4. Financial strength

You want to buy from a company that will be around to pay claims. Most Medigap carriers have a rating from one of the big agencies, the most common being A.M. Best. Look for an A- or better rating. The state guaranty association also backs Medigap policies, but the limits vary by state, and you do not want to rely on that as your main protection.

5. Discounts

Many carriers offer discounts you may not know about:

  • Household discount: Many carriers give 5% to 12% off if you and your spouse both have a policy with them, or if you live with another adult Medicare member (in some states)
  • Healthy lifestyle discount: A few carriers offer a small discount for non-smokers
  • Annual payment discount: Paying once a year instead of monthly can save a small amount
  • Electronic funds transfer discount: Letting them auto-debit your bank account often saves a small amount

6. Customer service

Claims usually run automatically through Medicare crossover, so you should rarely have to deal with the carrier directly. But when you do, you want a carrier that picks up the phone, processes claims fast, and does not surprise you with paperwork. Online reviews and independent agent feedback can help here.

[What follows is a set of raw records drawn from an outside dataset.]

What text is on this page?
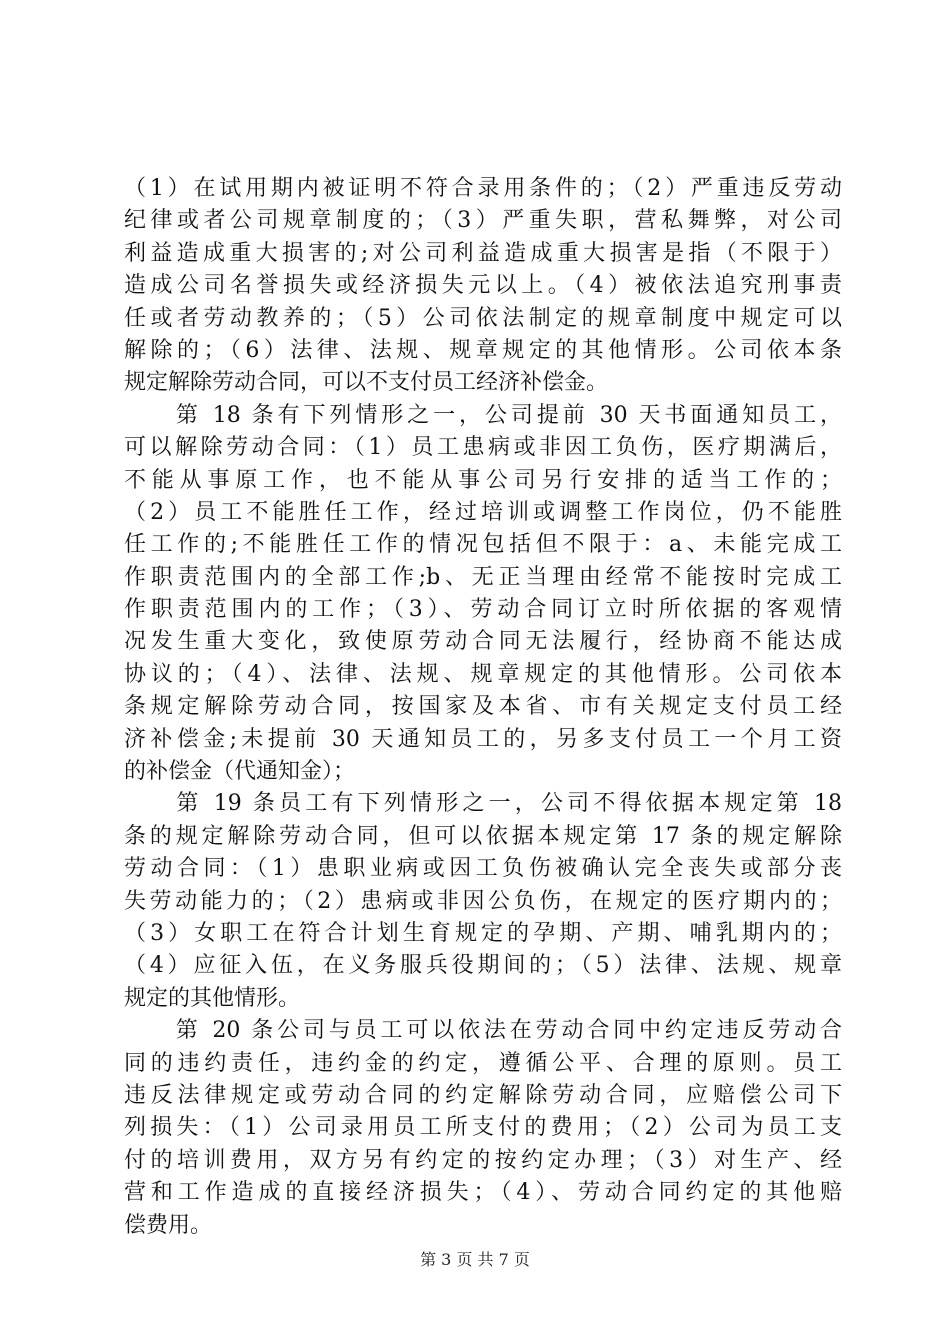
（1）在试用期内被证明不符合录用条件的；（2）严重违反劳动
纪律或者公司规章制度的；（3）严重失职，营私舞弊，对公司
利益造成重大损害的;对公司利益造成重大损害是指（不限于）
造成公司名誉损失或经济损失元以上。（4）被依法追究刑事责
任或者劳动教养的；（5）公司依法制定的规章制度中规定可以
解除的；（6）法律、法规、规章规定的其他情形。公司依本条
规定解除劳动合同，可以不支付员工经济补偿金。
　　第 18 条有下列情形之一，公司提前 30 天书面通知员工，
可以解除劳动合同：（1）员工患病或非因工负伤，医疗期满后，
不能从事原工作，也不能从事公司另行安排的适当工作的；
（2）员工不能胜任工作，经过培训或调整工作岗位，仍不能胜
任工作的;不能胜任工作的情况包括但不限于：a、未能完成工
作职责范围内的全部工作;b、无正当理由经常不能按时完成工
作职责范围内的工作；（3）、劳动合同订立时所依据的客观情
况发生重大变化，致使原劳动合同无法履行，经协商不能达成
协议的；（4）、法律、法规、规章规定的其他情形。公司依本
条规定解除劳动合同，按国家及本省、市有关规定支付员工经
济补偿金;未提前 30 天通知员工的，另多支付员工一个月工资
的补偿金（代通知金）；
　　第 19 条员工有下列情形之一，公司不得依据本规定第 18
条的规定解除劳动合同，但可以依据本规定第 17 条的规定解除
劳动合同：（1）患职业病或因工负伤被确认完全丧失或部分丧
失劳动能力的；（2）患病或非因公负伤，在规定的医疗期内的；
（3）女职工在符合计划生育规定的孕期、产期、哺乳期内的；
（4）应征入伍，在义务服兵役期间的；（5）法律、法规、规章
规定的其他情形。
　　第 20 条公司与员工可以依法在劳动合同中约定违反劳动合
同的违约责任，违约金的约定，遵循公平、合理的原则。员工
违反法律规定或劳动合同的约定解除劳动合同，应赔偿公司下
列损失：（1）公司录用员工所支付的费用；（2）公司为员工支
付的培训费用，双方另有约定的按约定办理；（3）对生产、经
营和工作造成的直接经济损失；（4）、劳动合同约定的其他赔
偿费用。
第 3 页 共 7 页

The big national Medigap carriers

Most Medigap policies in the country are written by these companies:

  • UnitedHealthcare (AARP-branded): Huge market share, community-rated pricing in most states, household discount available
  • Mutual of Omaha: Big in the Plan G and Plan N space, household discount, generally stable rates
  • Aetna: Now part of CVS Health, several Medigap entities, competitive pricing in many markets
  • Cigna: Strong in some southern states, attained-age pricing in most areas
  • Humana: More known for Medicare Advantage but also writes Medigap
  • Anthem and Blue Cross Blue Shield: Many regional BCBS plans are strong in their home states
  • State Farm: Available in some states, often competitive Plan G pricing

The "best" carrier really depends on your state, your age, and what plan letter you want. The cheapest Plan G in Florida is rarely the cheapest Plan G in Ohio.

How to compare without getting hounded

If you enter your phone number on a "compare Medicare plans" website, you will get phone calls from a dozen call centers within an hour. Many of those calls come from offshore boiler rooms that do not actually sell insurance, just collect leads and sell them to others.

A cleaner way to compare:

  1. Get quotes from an independent agent who works with multiple carriers
  2. Use Medicare.gov's plan finder for ballpark prices (they have a Medigap tool, though it is less detailed than Medicare Advantage)
  3. Ask the carrier directly if you have one in mind

An independent agent costs you nothing extra. The agent is paid by the carrier you pick, not by you, and the rate is the same whether you buy through the agent or directly from the carrier.

What to ask before you buy

  1. What is the monthly premium for my exact age and zip code?
  2. Is this issue-age, attained-age, or community-rated pricing?
  3. What is the rate increase history for this plan in this state over the last 5 years?
  4. What discounts can I get?
  5. What is the carrier's A.M. Best rating?
  6. How do I file a claim if something does not go through Medicare crossover automatically?

The bottom line

If you are picking a Medicare Supplement plan, do not assume that a big name carrier is the best choice. The benefits are identical across carriers. The price is not. The smart move is to get three quotes for the exact plan letter you want and pick the one with the best price, the best rate history, and a solid financial rating. That is a 20 minute exercise that can save you several thousand dollars over the next 10 years.